The canyon exists because of the Xingó hydroelectric dam, completed in 1994, which flooded the original gorge and created the reservoir that now fills the lower sections of the canyon with that improbable water colour. Whether this makes it natural or artificial is a question I kept turning over — the walls were always there, and the canyon itself formed over millions of years, but the water that fills it is engineered. The effect, regardless, is genuinely extraordinary: xique-xique cacti growing from cracks in the vertical walls, their fat ribbed columns descending to the waterline; swallows nesting in the cliff faces at a height I could not estimate; in one narrow side gulch, a waterfall that drops maybe thirty metres into a pool the colour of a swimming pool advertisement.
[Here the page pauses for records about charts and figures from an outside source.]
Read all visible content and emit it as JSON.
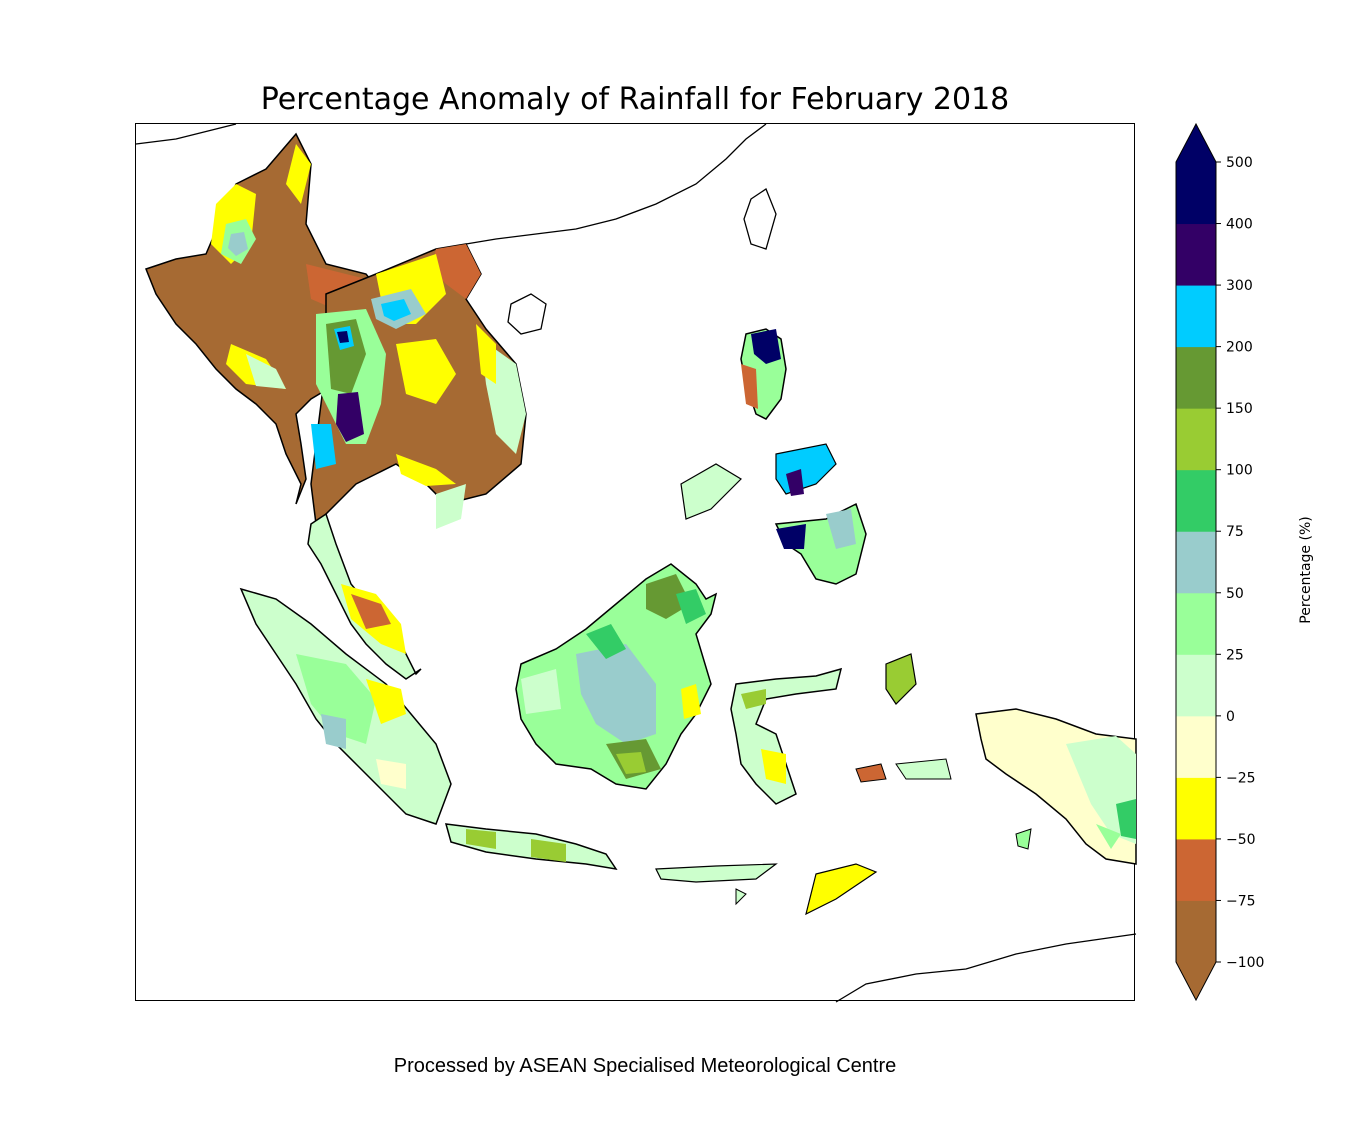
{
  "title": "Percentage Anomaly of Rainfall for February 2018",
  "footer": "Processed by ASEAN Specialised Meteorological Centre",
  "colorbar": {
    "label": "Percentage (%)",
    "ticks": [
      "−100",
      "−75",
      "−50",
      "−25",
      "0",
      "25",
      "50",
      "75",
      "100",
      "150",
      "200",
      "300",
      "400",
      "500"
    ],
    "bins": [
      {
        "range": [
          -100,
          -75
        ],
        "color": "#a66a33"
      },
      {
        "range": [
          -75,
          -50
        ],
        "color": "#cc6633"
      },
      {
        "range": [
          -50,
          -25
        ],
        "color": "#ffff00"
      },
      {
        "range": [
          -25,
          0
        ],
        "color": "#ffffcc"
      },
      {
        "range": [
          0,
          25
        ],
        "color": "#ccffcc"
      },
      {
        "range": [
          25,
          50
        ],
        "color": "#99ff99"
      },
      {
        "range": [
          50,
          75
        ],
        "color": "#99cccc"
      },
      {
        "range": [
          75,
          100
        ],
        "color": "#33cc66"
      },
      {
        "range": [
          100,
          150
        ],
        "color": "#99cc33"
      },
      {
        "range": [
          150,
          200
        ],
        "color": "#669933"
      },
      {
        "range": [
          200,
          300
        ],
        "color": "#00ccff"
      },
      {
        "range": [
          300,
          400
        ],
        "color": "#330066"
      },
      {
        "range": [
          400,
          500
        ],
        "color": "#000066"
      }
    ],
    "extend_low_color": "#a66a33",
    "extend_high_color": "#000066"
  },
  "map": {
    "region": "Southeast Asia",
    "colors": {
      "dry_extreme": "#a66a33",
      "dry": "#cc6633",
      "below": "#ffff00",
      "slightly_below": "#ffffcc",
      "near_normal": "#ccffcc",
      "above": "#99ff99",
      "wet": "#99cccc",
      "wetter": "#33cc66",
      "very_wet": "#99cc33",
      "very_wet2": "#669933",
      "extreme": "#00ccff",
      "extreme2": "#330066",
      "extreme3": "#000066"
    }
  }
}
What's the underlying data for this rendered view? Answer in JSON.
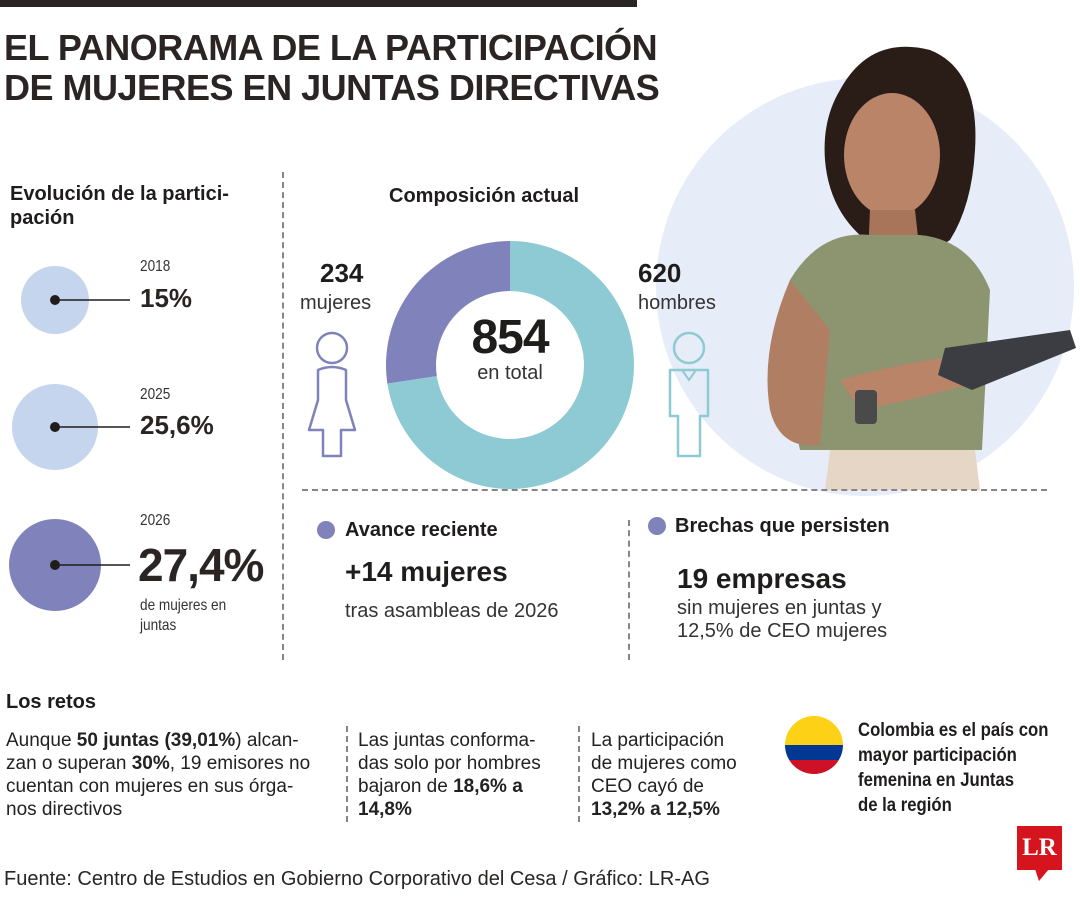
{
  "title_line1": "EL PANORAMA DE LA PARTICIPACIÓN",
  "title_line2": "DE MUJERES EN JUNTAS DIRECTIVAS",
  "evolution": {
    "heading_line1": "Evolución de la partici-",
    "heading_line2": "pación",
    "items": [
      {
        "year": "2018",
        "value_label": "15%",
        "value": 15
      },
      {
        "year": "2025",
        "value_label": "25,6%",
        "value": 25.6
      },
      {
        "year": "2026",
        "value_label": "27,4%",
        "value": 27.4,
        "note_line1": "de mujeres en",
        "note_line2": "juntas"
      }
    ]
  },
  "composition": {
    "heading": "Composición actual",
    "women_count": "234",
    "women_label": "mujeres",
    "men_count": "620",
    "men_label": "hombres",
    "total": "854",
    "total_label": "en total"
  },
  "avance": {
    "heading": "Avance reciente",
    "value": "+14 mujeres",
    "sub": "tras asambleas de 2026"
  },
  "brechas": {
    "heading": "Brechas que persisten",
    "value": "19 empresas",
    "sub_line1": "sin mujeres en juntas y",
    "sub_line2": "12,5% de CEO mujeres"
  },
  "retos": {
    "heading": "Los retos",
    "col1": {
      "l1a": "Aunque ",
      "l1b": "50 juntas",
      "l1c": " (",
      "l1d": "39,01%",
      "l1e": ") alcan-",
      "l2a": "zan o superan ",
      "l2b": "30%",
      "l2c": ", 19 emisores no",
      "l3": "cuentan con mujeres en sus órga-",
      "l4": "nos directivos"
    },
    "col2": {
      "l1": "Las juntas conforma-",
      "l2": "das solo por hombres",
      "l3a": "bajaron de ",
      "l3b": "18,6% a",
      "l4": "14,8%"
    },
    "col3": {
      "l1": "La participación",
      "l2": "de mujeres como",
      "l3": "CEO cayó de",
      "l4": "13,2% a 12,5%"
    }
  },
  "colombia": {
    "l1": "Colombia es el país con",
    "l2": "mayor participación",
    "l3": "femenina en Juntas",
    "l4": "de la región"
  },
  "footer": "Fuente: Centro de Estudios en Gobierno Corporativo del Cesa / Gráfico: LR-AG",
  "logo_text": "LR",
  "colors": {
    "women": "#7f82bb",
    "men": "#8dcad3",
    "light_circle": "#c6d5ee",
    "photo_bg": "#e6edf8"
  },
  "chart_data": [
    {
      "type": "pie",
      "title": "Composición actual",
      "categories": [
        "mujeres",
        "hombres"
      ],
      "values": [
        234,
        620
      ],
      "total": 854
    },
    {
      "type": "scatter",
      "title": "Evolución de la participación",
      "categories": [
        "2018",
        "2025",
        "2026"
      ],
      "values": [
        15,
        25.6,
        27.4
      ]
    }
  ]
}
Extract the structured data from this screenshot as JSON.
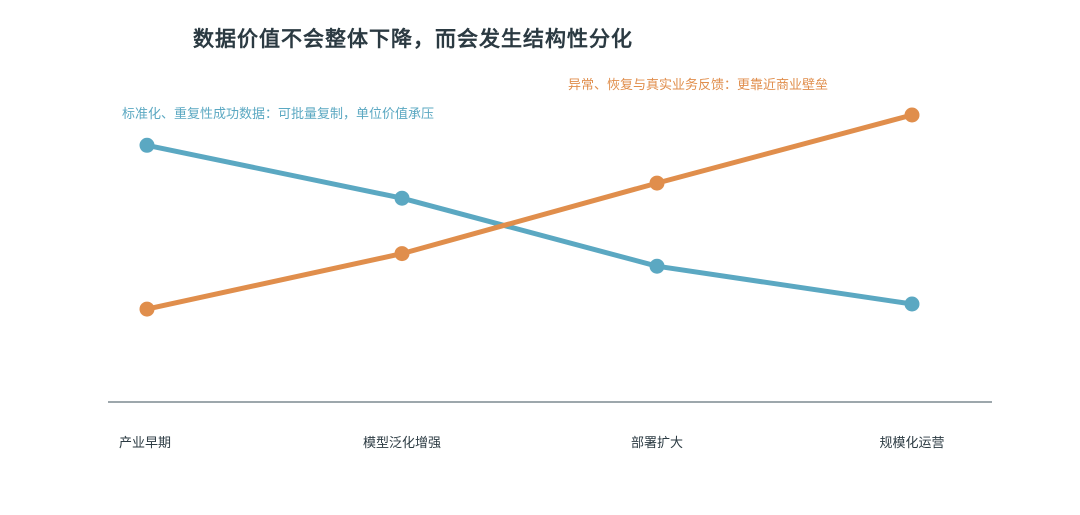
{
  "chart_data": {
    "type": "line",
    "title": "数据价值不会整体下降，而会发生结构性分化",
    "categories": [
      "产业早期",
      "模型泛化增强",
      "部署扩大",
      "规模化运营"
    ],
    "xlabel": "",
    "ylabel": "",
    "ylim": [
      0,
      100
    ],
    "grid": false,
    "legend": "inline-labels",
    "series": [
      {
        "name": "标准化、重复性成功数据：可批量复制，单位价值承压",
        "color": "#5ba8c2",
        "values": [
          86,
          65,
          38,
          23
        ]
      },
      {
        "name": "异常、恢复与真实业务反馈：更靠近商业壁垒",
        "color": "#e08e4c",
        "values": [
          21,
          43,
          71,
          98
        ]
      }
    ]
  }
}
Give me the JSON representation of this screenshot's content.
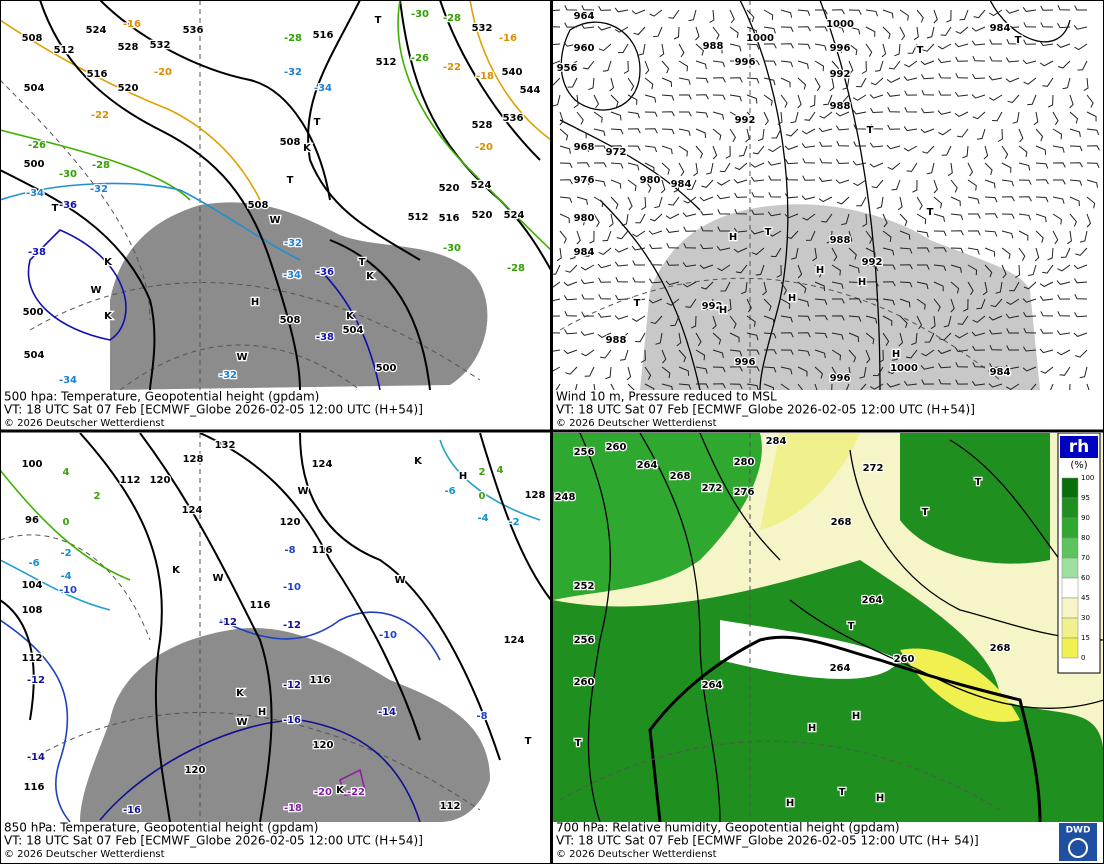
{
  "panels": [
    {
      "caption": {
        "title": "500 hpa: Temperature, Geopotential height (gpdam)",
        "valid_time": "VT: 18 UTC Sat  07 Feb [ECMWF_Globe 2026-02-05 12:00 UTC  (H+54)]",
        "copyright": "© 2026 Deutscher Wetterdienst"
      },
      "labels": [
        "508",
        "512",
        "516",
        "520",
        "524",
        "528",
        "532",
        "536",
        "-16",
        "-20",
        "-22",
        "-26",
        "-28",
        "-30",
        "-32",
        "-34",
        "-36",
        "-38",
        "500",
        "500",
        "504",
        "504",
        "-34",
        "-28",
        "-32",
        "-34",
        "516",
        "512",
        "-30",
        "-28",
        "-26",
        "-22",
        "532",
        "-16",
        "-18",
        "540",
        "544",
        "536",
        "528",
        "-20",
        "520",
        "524",
        "516",
        "520",
        "524",
        "512",
        "508",
        "508",
        "-32",
        "-34",
        "-36",
        "-38",
        "-32",
        "504",
        "500",
        "-30",
        "-28",
        "508",
        "T",
        "T",
        "T",
        "K",
        "T",
        "K",
        "W",
        "K",
        "H",
        "T",
        "K",
        "K",
        "W",
        "W"
      ]
    },
    {
      "caption": {
        "title": "Wind 10 m, Pressure reduced to MSL",
        "valid_time": "VT: 18 UTC Sat  07 Feb [ECMWF_Globe 2026-02-05 12:00 UTC (H+54)]",
        "copyright": "© 2026 Deutscher Wetterdienst"
      },
      "labels": [
        "964",
        "960",
        "956",
        "968",
        "972",
        "976",
        "980",
        "984",
        "980",
        "984",
        "988",
        "996",
        "1000",
        "1000",
        "996",
        "992",
        "988",
        "992",
        "984",
        "988",
        "992",
        "992",
        "988",
        "996",
        "996",
        "1000",
        "984",
        "T",
        "T",
        "H",
        "T",
        "H",
        "H",
        "H",
        "H",
        "T",
        "T",
        "H",
        "T"
      ]
    },
    {
      "caption": {
        "title": "850 hPa:  Temperature, Geopotential height (gpdam)",
        "valid_time": "VT: 18 UTC Sat  07 Feb [ECMWF_Globe 2026-02-05 12:00 UTC (H+54)]",
        "copyright": "© 2026 Deutscher Wetterdienst"
      },
      "labels": [
        "100",
        "112",
        "120",
        "124",
        "128",
        "132",
        "124",
        "120",
        "116",
        "116",
        "112",
        "108",
        "104",
        "96",
        "116",
        "4",
        "2",
        "0",
        "-2",
        "-4",
        "-6",
        "-8",
        "-10",
        "-10",
        "-12",
        "-12",
        "-10",
        "-12",
        "-12",
        "-14",
        "-16",
        "-14",
        "-16",
        "-20",
        "-22",
        "-18",
        "-6",
        "-4",
        "-2",
        "2",
        "4",
        "0",
        "128",
        "124",
        "120",
        "120",
        "112",
        "-8",
        "116",
        "K",
        "W",
        "K",
        "W",
        "W",
        "K",
        "H",
        "W",
        "H",
        "T",
        "K",
        "H"
      ]
    },
    {
      "caption": {
        "title": "700 hPa:  Relative humidity, Geopotential height (gpdam)",
        "valid_time": "VT: 18 UTC Sat  07 Feb [ECMWF_Globe  2026-02-05 12:00 UTC  (H+ 54)]",
        "copyright": "© 2026 Deutscher Wetterdienst"
      },
      "labels": [
        "256",
        "260",
        "264",
        "268",
        "272",
        "276",
        "280",
        "284",
        "272",
        "268",
        "264",
        "260",
        "268",
        "264",
        "264",
        "260",
        "256",
        "252",
        "248",
        "T",
        "T",
        "T",
        "H",
        "H",
        "T",
        "H",
        "T",
        "H"
      ],
      "legend": {
        "title": "rh",
        "unit": "(%)",
        "ticks": [
          "100",
          "95",
          "90",
          "80",
          "70",
          "60",
          "45",
          "30",
          "15",
          "0"
        ]
      },
      "logo": "DWD"
    }
  ]
}
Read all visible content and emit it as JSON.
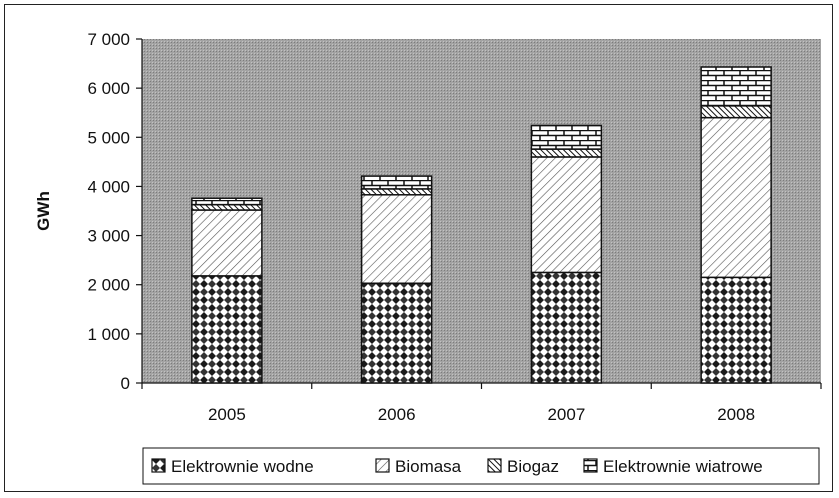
{
  "chart_data": {
    "type": "bar",
    "stacked": true,
    "title": "",
    "xlabel": "",
    "ylabel": "GWh",
    "ylim": [
      0,
      7000
    ],
    "yticks": [
      "0",
      "1 000",
      "2 000",
      "3 000",
      "4 000",
      "5 000",
      "6 000",
      "7 000"
    ],
    "ytick_values": [
      0,
      1000,
      2000,
      3000,
      4000,
      5000,
      6000,
      7000
    ],
    "categories": [
      "2005",
      "2006",
      "2007",
      "2008"
    ],
    "grid": false,
    "legend_position": "bottom",
    "series": [
      {
        "name": "Elektrownie wodne",
        "values": [
          2180,
          2030,
          2250,
          2150
        ],
        "pattern": "checker"
      },
      {
        "name": "Biomasa",
        "values": [
          1340,
          1800,
          2350,
          3250
        ],
        "pattern": "diagonal"
      },
      {
        "name": "Biogaz",
        "values": [
          110,
          120,
          160,
          240
        ],
        "pattern": "diagonal-dense"
      },
      {
        "name": "Elektrownie wiatrowe",
        "values": [
          130,
          260,
          480,
          790
        ],
        "pattern": "brick"
      }
    ],
    "colors": {
      "plot_background": "#9e9e9e",
      "bar_outline": "#111111"
    }
  }
}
Small waterfall cascading into a jade-green pool in a narrow side gulch of the Xingó Canyon, caatinga vegetation framing the rock walls

The tour boats stop at several points where you can swim, and I did, and the water was cooler than the air by about fifteen degrees. The contrast with the landscape above — the dry, thorned, bleached caatinga stretching in every direction from the canyon rim — was almost hallucinatory. At one point I floated on my back and looked up at the strip of blue sky between the canyon walls and thought: this is what the biome keeps hidden. All that apparent desolation above ground, and then this — water so clear you can see your feet at three metres depth, the walls going up on both sides like the walls of a cathedral that someone forgot to finish.

When to go: Year-round, but April through September offers the clearest water and most stable weather. November through January brings rains and higher river levels that can muddy the water. Book boat tours from Canindé de São Francisco at least a day ahead during Brazilian holidays.